Cooking gluten-free pasta
Most traditional pastas are made from durum wheat as it’s not too starchy. If you’re cooking gluten free pasta however I’m afraid it’s all too easy to end up in wallpaper paste territory as a lot of gluten free pastas are made from starch-heavy corn and rice blends. I’ve been cooking gluten-free pasta for years so here are a few pointers:
Use a shite load of water. And I do mean a shite load.
As there’s usually a lot more starch in gluten free pasta that starch will need somewhere to go so make sure you use the largest saucepan you own and fill it with as much water as it will comfortably hold. The entire contents of your local reservoir ought to do it. The larger the pan and quantity of water, the less likely you are to be serving your pasta by the slice!
If you need to cook a larger amount of gluten-free pasta then it might be worth splitting it between 2 pots to avoid starch overload.
Go for a blended free-from pasta
Some free-from pastas are made from a single flour like rice or corn. These are generally harder to cook in my experience as they’re incredibly starchy. Thankfully most free from pasta is made from blends of different flours like rice, corn, quinoa and millet which helps tame the glueyness so I’d opt for these instead.

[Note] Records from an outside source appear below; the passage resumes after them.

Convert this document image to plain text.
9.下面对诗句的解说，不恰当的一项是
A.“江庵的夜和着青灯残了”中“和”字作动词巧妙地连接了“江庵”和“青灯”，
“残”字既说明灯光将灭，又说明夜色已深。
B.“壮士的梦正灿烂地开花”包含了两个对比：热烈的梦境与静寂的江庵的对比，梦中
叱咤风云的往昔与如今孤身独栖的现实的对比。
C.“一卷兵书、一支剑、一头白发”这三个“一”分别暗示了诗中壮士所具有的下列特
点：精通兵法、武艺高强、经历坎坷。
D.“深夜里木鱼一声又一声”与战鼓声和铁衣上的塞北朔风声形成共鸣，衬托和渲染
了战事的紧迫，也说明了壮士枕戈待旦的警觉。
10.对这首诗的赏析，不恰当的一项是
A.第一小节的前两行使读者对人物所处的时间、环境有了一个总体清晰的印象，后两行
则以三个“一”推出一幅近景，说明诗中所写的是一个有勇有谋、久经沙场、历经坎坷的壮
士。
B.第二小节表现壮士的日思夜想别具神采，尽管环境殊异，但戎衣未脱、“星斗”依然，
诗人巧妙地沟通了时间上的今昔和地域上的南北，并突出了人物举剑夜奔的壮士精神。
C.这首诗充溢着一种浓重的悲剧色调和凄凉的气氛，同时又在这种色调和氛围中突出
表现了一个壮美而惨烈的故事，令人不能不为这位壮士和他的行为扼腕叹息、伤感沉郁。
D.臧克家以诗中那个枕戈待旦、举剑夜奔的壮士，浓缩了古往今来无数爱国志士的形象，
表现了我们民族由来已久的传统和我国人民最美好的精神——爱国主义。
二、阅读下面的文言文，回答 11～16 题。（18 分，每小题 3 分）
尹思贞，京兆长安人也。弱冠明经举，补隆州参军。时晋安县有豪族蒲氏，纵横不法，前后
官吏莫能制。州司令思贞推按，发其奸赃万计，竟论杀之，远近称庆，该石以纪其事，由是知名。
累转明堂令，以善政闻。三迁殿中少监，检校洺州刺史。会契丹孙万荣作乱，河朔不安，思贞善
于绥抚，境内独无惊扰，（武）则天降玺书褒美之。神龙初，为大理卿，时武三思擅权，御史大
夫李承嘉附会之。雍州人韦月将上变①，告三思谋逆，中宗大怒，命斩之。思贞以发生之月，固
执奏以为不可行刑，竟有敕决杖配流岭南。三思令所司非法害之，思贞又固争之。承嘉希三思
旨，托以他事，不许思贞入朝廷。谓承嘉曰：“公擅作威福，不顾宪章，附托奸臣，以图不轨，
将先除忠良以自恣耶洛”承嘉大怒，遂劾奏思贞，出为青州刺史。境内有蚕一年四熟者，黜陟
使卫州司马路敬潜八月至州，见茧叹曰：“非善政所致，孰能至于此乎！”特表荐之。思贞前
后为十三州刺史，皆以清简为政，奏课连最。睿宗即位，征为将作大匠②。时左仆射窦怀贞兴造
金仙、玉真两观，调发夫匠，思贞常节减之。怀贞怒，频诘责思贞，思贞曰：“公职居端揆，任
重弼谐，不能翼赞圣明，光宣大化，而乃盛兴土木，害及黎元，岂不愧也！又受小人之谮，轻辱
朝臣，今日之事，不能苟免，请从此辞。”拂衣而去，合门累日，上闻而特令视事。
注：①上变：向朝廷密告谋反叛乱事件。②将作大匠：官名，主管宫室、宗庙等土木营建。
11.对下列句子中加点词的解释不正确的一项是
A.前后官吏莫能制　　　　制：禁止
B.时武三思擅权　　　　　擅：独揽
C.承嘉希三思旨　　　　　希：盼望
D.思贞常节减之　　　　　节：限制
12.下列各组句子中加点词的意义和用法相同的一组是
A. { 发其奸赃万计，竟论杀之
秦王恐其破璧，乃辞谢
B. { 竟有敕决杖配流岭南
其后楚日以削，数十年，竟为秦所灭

Avoid boiling fresh gluten-free pasta too vigorously
Gluten-free pasta has improved a lot over the years and there are now some pretty decent fresh varieties available. While I always follow the packet instructions in the first instance I’ve actually found that vigorously boiling fresh gluten-free pasta tends to destroy it. Not surprising given the lack of gluten to help hold it together! Instead, try simmering the pasta but stir it frequently and gently. …remember this only works if you follow point one above and use loads of water and a big pan.
Ignore the cooking instructions on gluten-free tortelloni
I always assumed the people who actually make gluten-free pasta know how to cook it better than I do. Turns out I was wrong. Fresh, gluten-free tortelloni is incredibly delicate and just can’t cope with being flung around in a pan of boiling water; even if it is only for 60 seconds. Instead, fill your pan with (lots of) freshly boiled water from the kettle, add salt, and carefully slide your tortelloni into it. Then, very gently stir it several times over the course of the cooking time quoted on the packet. Carefully drain and serve. No need to switch your hob on.